Lucien Law, founder of Savor Group. Photo / Supplied
Savor managing director Lucien Law says the Auckland hospitality group has plans to grow its business beyond its current 17 venues despite the challenges posed by Covid-19.
When Savor was acquired by then NZX-listed Moa Group in 2018, which at the time was three times smaller than the hospitality business,Law says he had no idea just a few years later Moa would be sold on and the once-listed brewing entity would divest and become hospitality-focused only.
He says the acquisition and then divestment of Moa Brewing — sold in February to Mallbeca for $1.9m — was no grand plan.
"It's interesting how things work out. The divestment of Moa was a pretty tough decision for the board to make and [Savor chairman Geoff Ross] put a lot of blood, sweat and tears into it, but I think we made the right decision; we couldn't get it profitable, it was the right way to pivot 100 per cent into more profitable hospitality-only business. It hasn't been an overnight thing, but it is exciting."
When Law spoke to the Herald shortly after the takeover in 2019, he said merging with much smaller Moa was a risk he was willing to take.
And now Law, who was appointed managing director of Savor after the listed entity changed its name following the Moa divestment, has also just taken on one of the most popular restaurants in downtown Auckland.
Yesterday Savor - one of New Zealand's largest bar and restaurant businesses - announced to the stock exchange that it had acquired Hipgroup, the owner of Amano, Ortolana and The Store, for $11 million, in the form of $7.15m in cash, $1m of ordinary shares and a deferred cash payment of $2.85m to be paid 12 months from completion.
The new venues will inject an additional $3m to group operating earnings.

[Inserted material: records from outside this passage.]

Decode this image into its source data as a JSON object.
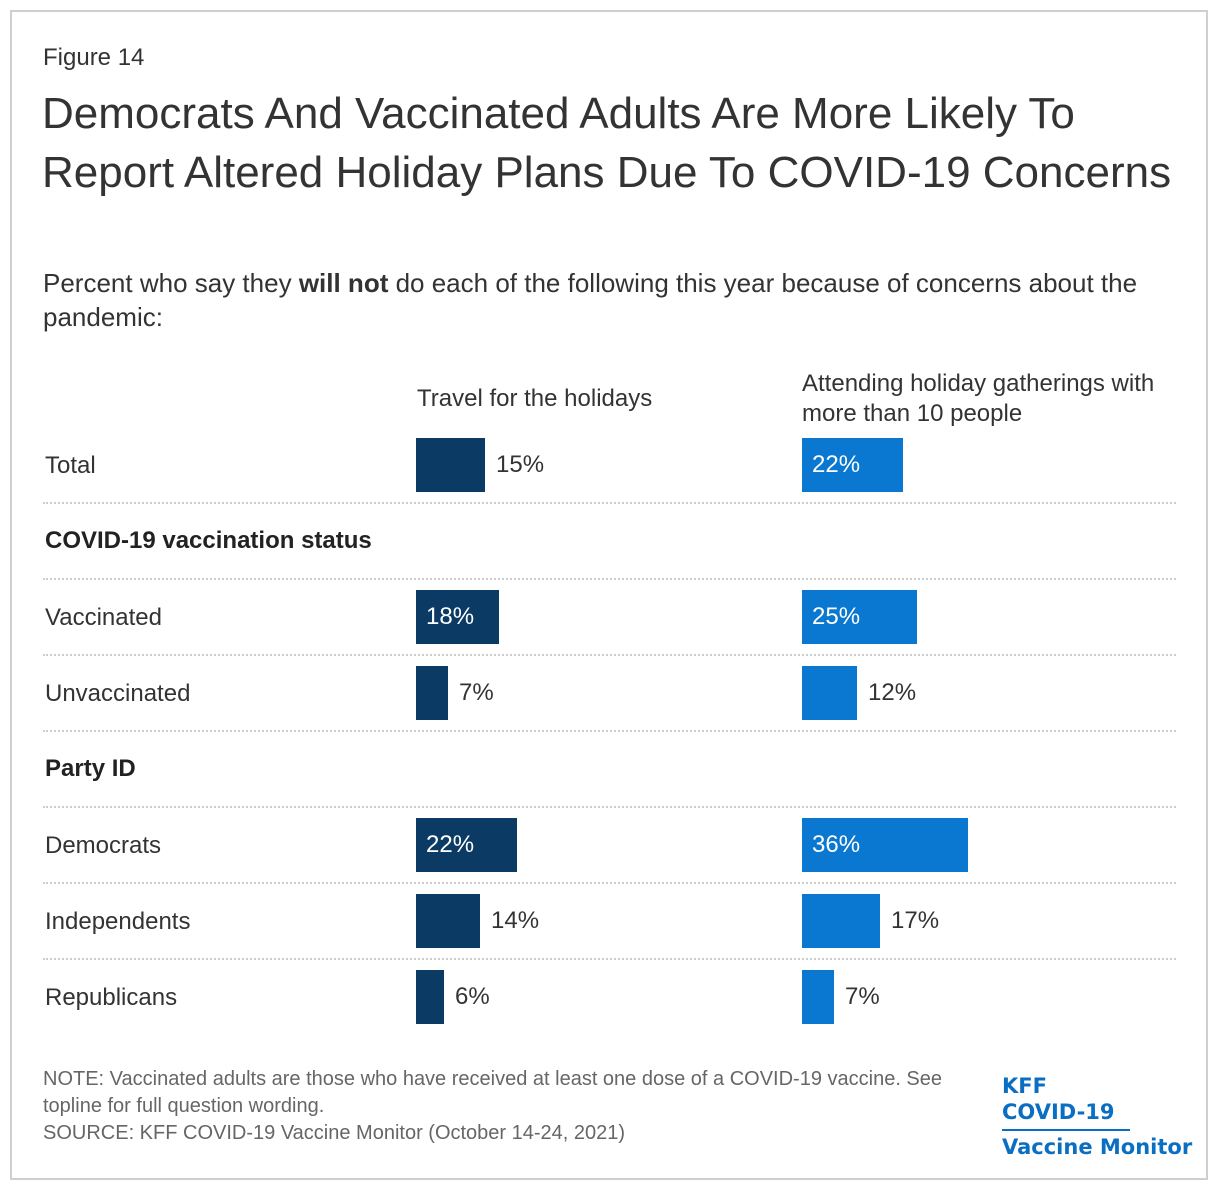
{
  "figure_label": "Figure 14",
  "title": "Democrats And Vaccinated Adults Are More Likely To Report Altered Holiday Plans Due To COVID-19 Concerns",
  "subtitle": {
    "pre": "Percent who say they ",
    "bold": "will not",
    "post": " do each of the following this year because of concerns about the pandemic:"
  },
  "colors": {
    "travel": "#0b3a64",
    "gatherings": "#0a77d0"
  },
  "chart_data": {
    "type": "bar",
    "orientation": "horizontal",
    "title": "Democrats And Vaccinated Adults Are More Likely To Report Altered Holiday Plans Due To COVID-19 Concerns",
    "unit": "%",
    "series": [
      {
        "name": "Travel for the holidays",
        "color": "#0b3a64",
        "values": [
          15,
          18,
          7,
          22,
          14,
          6
        ]
      },
      {
        "name": "Attending holiday gatherings with more than 10 people",
        "color": "#0a77d0",
        "values": [
          22,
          25,
          12,
          36,
          17,
          7
        ]
      }
    ],
    "rows": [
      {
        "type": "row",
        "label": "Total",
        "index": 0
      },
      {
        "type": "group",
        "label": "COVID-19 vaccination status"
      },
      {
        "type": "row",
        "label": "Vaccinated",
        "index": 1
      },
      {
        "type": "row",
        "label": "Unvaccinated",
        "index": 2
      },
      {
        "type": "group",
        "label": "Party ID"
      },
      {
        "type": "row",
        "label": "Democrats",
        "index": 3
      },
      {
        "type": "row",
        "label": "Independents",
        "index": 4
      },
      {
        "type": "row",
        "label": "Republicans",
        "index": 5
      }
    ]
  },
  "note": "NOTE: Vaccinated adults are those who have received at least one dose of a COVID-19 vaccine. See topline for full question wording.",
  "source": "SOURCE: KFF COVID-19 Vaccine Monitor (October 14-24, 2021)",
  "brand": {
    "line1": "KFF COVID-19",
    "line2": "Vaccine Monitor"
  }
}
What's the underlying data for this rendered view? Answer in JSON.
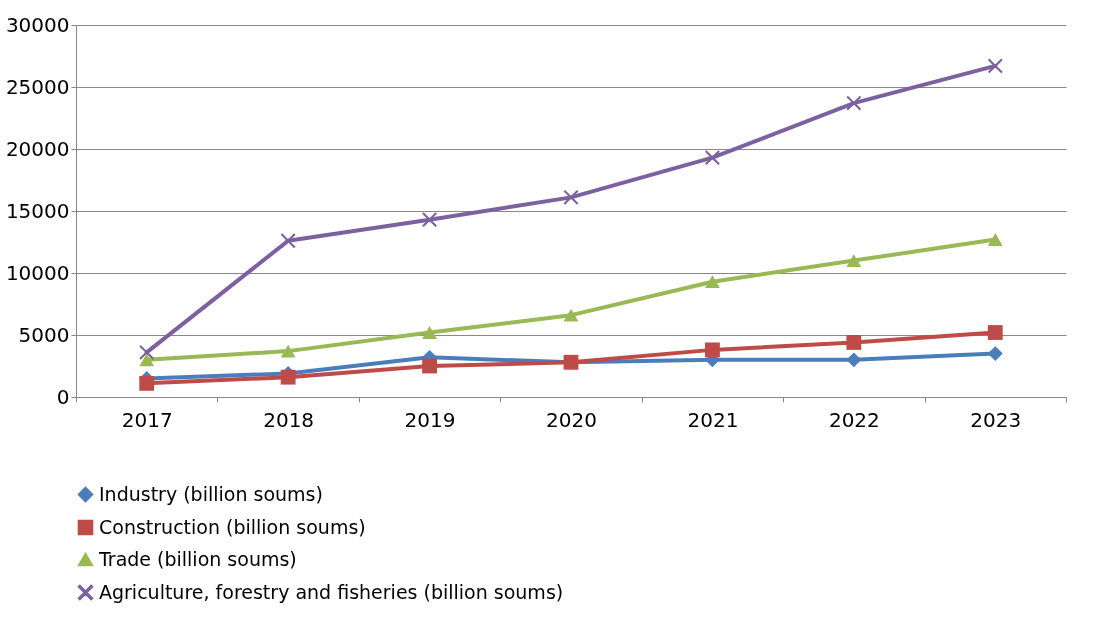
{
  "chart_data": {
    "type": "line",
    "categories": [
      "2017",
      "2018",
      "2019",
      "2020",
      "2021",
      "2022",
      "2023"
    ],
    "series": [
      {
        "name": "Industry (billion soums)",
        "color": "#4a7ebb",
        "marker": "diamond",
        "values": [
          1500,
          1900,
          3200,
          2800,
          3000,
          3000,
          3500
        ]
      },
      {
        "name": "Construction (billion soums)",
        "color": "#be4b48",
        "marker": "square",
        "values": [
          1100,
          1600,
          2500,
          2800,
          3800,
          4400,
          5200
        ]
      },
      {
        "name": "Trade (billion soums)",
        "color": "#98b954",
        "marker": "triangle",
        "values": [
          3000,
          3700,
          5200,
          6600,
          9300,
          11000,
          12700
        ]
      },
      {
        "name": "Agriculture, forestry and fisheries (billion soums)",
        "color": "#7d60a0",
        "marker": "cross",
        "values": [
          3600,
          12600,
          14300,
          16100,
          19300,
          23700,
          26700
        ]
      }
    ],
    "ylim": [
      0,
      30000
    ],
    "yticks": [
      0,
      5000,
      10000,
      15000,
      20000,
      25000,
      30000
    ],
    "grid": "y",
    "legend": "bottom",
    "line_style": "solid"
  }
}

Alma, Hipgroup's newly opened venue is not part of the acquisition.
Savor venues include popular Britomart restaurant Ostro, Seafarers, Non Solo Pizza, Ebisu, Azabu, Fukuko and Las Vegas.
"It's a pretty exciting thing to bring Savor and Amano together," Law told the Herald, adding that nothing would be changed from a customer or operational point of view.
The deal comes after eight months of negotiations and the transaction is expected to be complete in April. It will bring the Savor staff headcount to 360, acquiring an additional 100-odd staff.
Law said Savor would look to grow its portfolio of bars and restaurants, through both acquiring existing venues and starting up new ones.
"I can see us potentially doing a bit of both. Post-transaction we're in a pretty strong position, and we will look for opportunities both to put our brands into and acquire if it fits into the group," said Law.
"We have ambitions to grow, but not at the risk of not executing on what we've got."
There were currently no other takeover deals in the works, he said.
"We've had a busy year or so with Non Solo Pizza coming on and doing renovations, opening Azabu in Mission Bay, and this [acquisition] cements that. Through this year our main focus is executing what we've just done, and we have got some ideas of where we might put our brands but its early stages for that."
Covid-19 had been a challenging time for Savor and the wider hospitality industry, with some of its venues' earnings still down on pre-pandemic levels, but Law said Amano like Savor had proven resilient through 2020.
Law said he did not believe it was a risky move to take on Amano and Hipgroup venues despite uncertainty still in the market with Covid-19, he said the move was strategic and thinking long-term.
"Like for like, the [Hipgroup venues] have been very resilient to Covid; that's a statement to Britomart even though we've got a lot of corporates around us. Britomart is still a destinational place for dining in Auckland.
"Our venues in the city are still down on revenue, not significantly, but ESP in Parnell, Azabu in Mission Bay and Ponsonby continue to trade really well."